-- Johan Wahyudi
PEMIKIRAN Hadratussyaikh Muhammad Hasyim Asy’ari atau lebih akrab dipanggil Kiai Hasyim merupakan representasi dari kondisi dialogis agama dengan tradisi dan budaya. Islam bukan hanya berkutat pada kesalehan ritualistik semata, tetapi lebih jauh sebagai sarana pemecah jalan buntu berbagai anomi sosial.
Sosok kiai asal Jombang dan peletak dasar Nahdlatul Ulama ini merupakan ulama yang mempunyai diskursus perjuangan yang interdisipliner. Baginya, ulama bukan hanya menjadi ”penjaga malam” umat lewat ajaran yang berkutat pada halal-haram, seperti kebanyakan ulama zaman sekarang. Menurut dia, ulama adalah mereka yang mampu menyintesiskan perjuangannya pada konteks sosial. Ulama bukan hanya memimpin umat, tetapi juga memberdayakan dan memberikan pencerahan kepada umat.
Buku Hadratussyaikh Hasyim Asy’ari: Moderasi, Keumatan, dan Kebangsaan tidak hanya mengetengahkan sejarah hidup Kiai Hasyim, tetapi juga pemikiran dan kisah-kisah menarik yang menjadi oral history dari masa ke masa. Melihat kondisi dewasa ini, rasanya sulit mencari pengganti Kiai Hasyim. Baginya, tarekat untuk dekat dengan Tuhan tidak melulu menggunakan ibadah mahdh. Tarekat sebenarnya adalah menciptakan masyarakat yang damai, sejahtera, dan senantiasa menjunjung tinggi nilai-nilai kebangsaan.
Perjuangan dan moderasi
Yang menjadi pokok pemikiran Kiai Hasyim adalah bulir-bulir moderasi Islam yang dibingkai dengan kearifan lokal. Said Aqil Siradj (2009) memandang, ada sesuatu yang menarik dalam kubah pemikiran Kiai Hasyim. Pengetahuan agama yang didapat di Mekkah tidak serta-merta menjadikan Kiai Hasyim mengusung paham Wahabi yang cenderung puritan dalam beragama dan menolak berbagai tradisi lokal.

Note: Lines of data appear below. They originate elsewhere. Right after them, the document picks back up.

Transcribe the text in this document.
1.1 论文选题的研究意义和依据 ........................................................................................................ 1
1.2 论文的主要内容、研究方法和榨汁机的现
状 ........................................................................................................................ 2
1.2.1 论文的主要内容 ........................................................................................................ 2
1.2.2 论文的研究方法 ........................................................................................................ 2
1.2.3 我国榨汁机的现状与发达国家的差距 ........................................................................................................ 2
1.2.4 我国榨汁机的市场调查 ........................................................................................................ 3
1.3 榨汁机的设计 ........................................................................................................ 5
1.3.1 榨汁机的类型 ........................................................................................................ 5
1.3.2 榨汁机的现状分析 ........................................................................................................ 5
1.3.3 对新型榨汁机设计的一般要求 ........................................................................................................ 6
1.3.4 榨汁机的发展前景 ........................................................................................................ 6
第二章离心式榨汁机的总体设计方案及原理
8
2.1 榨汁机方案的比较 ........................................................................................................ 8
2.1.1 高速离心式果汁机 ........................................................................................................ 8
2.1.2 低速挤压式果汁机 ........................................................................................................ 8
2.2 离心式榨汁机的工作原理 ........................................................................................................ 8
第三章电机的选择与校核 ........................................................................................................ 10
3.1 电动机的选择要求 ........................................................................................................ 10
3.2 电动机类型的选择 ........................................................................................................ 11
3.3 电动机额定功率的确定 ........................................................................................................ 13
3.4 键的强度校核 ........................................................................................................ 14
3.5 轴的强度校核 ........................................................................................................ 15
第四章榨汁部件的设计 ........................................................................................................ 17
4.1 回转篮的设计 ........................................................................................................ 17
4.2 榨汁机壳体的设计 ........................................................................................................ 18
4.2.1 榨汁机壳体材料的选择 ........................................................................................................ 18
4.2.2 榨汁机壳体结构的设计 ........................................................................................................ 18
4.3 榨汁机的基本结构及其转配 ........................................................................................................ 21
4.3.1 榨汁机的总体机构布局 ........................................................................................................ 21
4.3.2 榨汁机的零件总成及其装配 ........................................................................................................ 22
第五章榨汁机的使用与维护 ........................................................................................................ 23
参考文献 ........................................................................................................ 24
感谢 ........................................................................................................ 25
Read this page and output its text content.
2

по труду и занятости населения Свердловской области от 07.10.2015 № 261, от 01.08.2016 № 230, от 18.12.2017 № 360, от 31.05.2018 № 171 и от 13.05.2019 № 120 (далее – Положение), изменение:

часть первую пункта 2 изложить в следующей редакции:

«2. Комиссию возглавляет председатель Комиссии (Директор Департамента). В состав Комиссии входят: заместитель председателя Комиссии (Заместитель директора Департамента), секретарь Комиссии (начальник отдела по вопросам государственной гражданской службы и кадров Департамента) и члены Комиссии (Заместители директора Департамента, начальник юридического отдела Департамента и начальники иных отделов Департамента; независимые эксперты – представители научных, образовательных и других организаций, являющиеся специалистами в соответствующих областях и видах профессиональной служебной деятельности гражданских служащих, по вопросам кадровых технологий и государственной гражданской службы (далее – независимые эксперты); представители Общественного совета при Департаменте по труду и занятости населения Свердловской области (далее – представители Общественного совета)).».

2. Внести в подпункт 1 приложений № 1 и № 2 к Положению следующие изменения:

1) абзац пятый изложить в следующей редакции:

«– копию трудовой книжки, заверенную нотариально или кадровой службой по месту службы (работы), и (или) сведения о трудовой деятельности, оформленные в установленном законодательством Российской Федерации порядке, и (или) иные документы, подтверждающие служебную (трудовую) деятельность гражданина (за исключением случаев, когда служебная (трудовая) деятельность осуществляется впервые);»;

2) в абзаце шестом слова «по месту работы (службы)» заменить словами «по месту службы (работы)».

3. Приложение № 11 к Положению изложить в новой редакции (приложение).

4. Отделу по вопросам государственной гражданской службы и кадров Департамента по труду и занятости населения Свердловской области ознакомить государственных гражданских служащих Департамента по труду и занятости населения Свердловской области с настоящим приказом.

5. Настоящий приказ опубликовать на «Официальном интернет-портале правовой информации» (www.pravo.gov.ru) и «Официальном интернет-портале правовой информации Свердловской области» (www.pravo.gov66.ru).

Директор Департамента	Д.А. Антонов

Salah satu tindakan moderatif Kiai Hasyim ditunjukkan ketika menerima kemajemukan sebagai realitas sosial-budaya dan sosial-politik bangsa ini. Sejatinya, dengan menerima kemajemukan, berarti mengakui bahwa negeri ini terdiri dari entitas-entitas agama, kesukuan, dan tradisi yang diferensiatif. Islam merupakan agama yang rahmatan lil ‘alamin, tidak hanya memberikan pencerahan bagi umatnya, lebih luas, juga menumbuhkan zeitgeist (semangat zaman) bagi segenap masyarakat Nusantara.
Kiai Hasyim menitikberatkan perhatiannya pada dunia pendidikan. Perjuangannya makin menguat setelah mendirikan Pesantren Tebuireng. Tak bisa dimungkiri, pesantren ini merupakan salah satu mahakarya Kiai Hasyim. Di lembaga pendidikan ini, Kiai Hasyim mencetak santri-santri yang siap berjuang dan berkarya di tengah masyarakat. Dalam mengajar, komitmen akan pentingnya kemandirian dan kepemimpinan sangat besar. Hal ini dibuktikan Kiai Hasyim dengan terlibat secara aktif dalam kegiatan koperasi, sebagai sarana perangsang ekonomi kerakyatan.
Kiai Hasyim bukanlah ahli agama yang hanya menyandarkan segala gerakan dan pemikirannya harus sesuai dengan dalil keagamaan. Dia juga menerima segala unsur baru di luar bingkai hukum agama yang positif, yang semakin memperkaya pilihan-pilihan akan instrumen perjuangan, baik itu yang sifatnya perjuangan fisik maupun perjuangan atas kebodohan.
Hal ini tecermin ketika menerima pengajaran bahasa Inggris dan bahasa Belanda yang merupakan inisiatif dari putranya, KH Abdul Wahid, yang merupakan ayah dari mendiang Gus Dur. Tindakan ini sesuai dengan kaidah fiqih yang berbunyi: al-muhafazah ‘ala qadimi ash-shalih, wa al-akhdzu bi al-jadid al-ashlah.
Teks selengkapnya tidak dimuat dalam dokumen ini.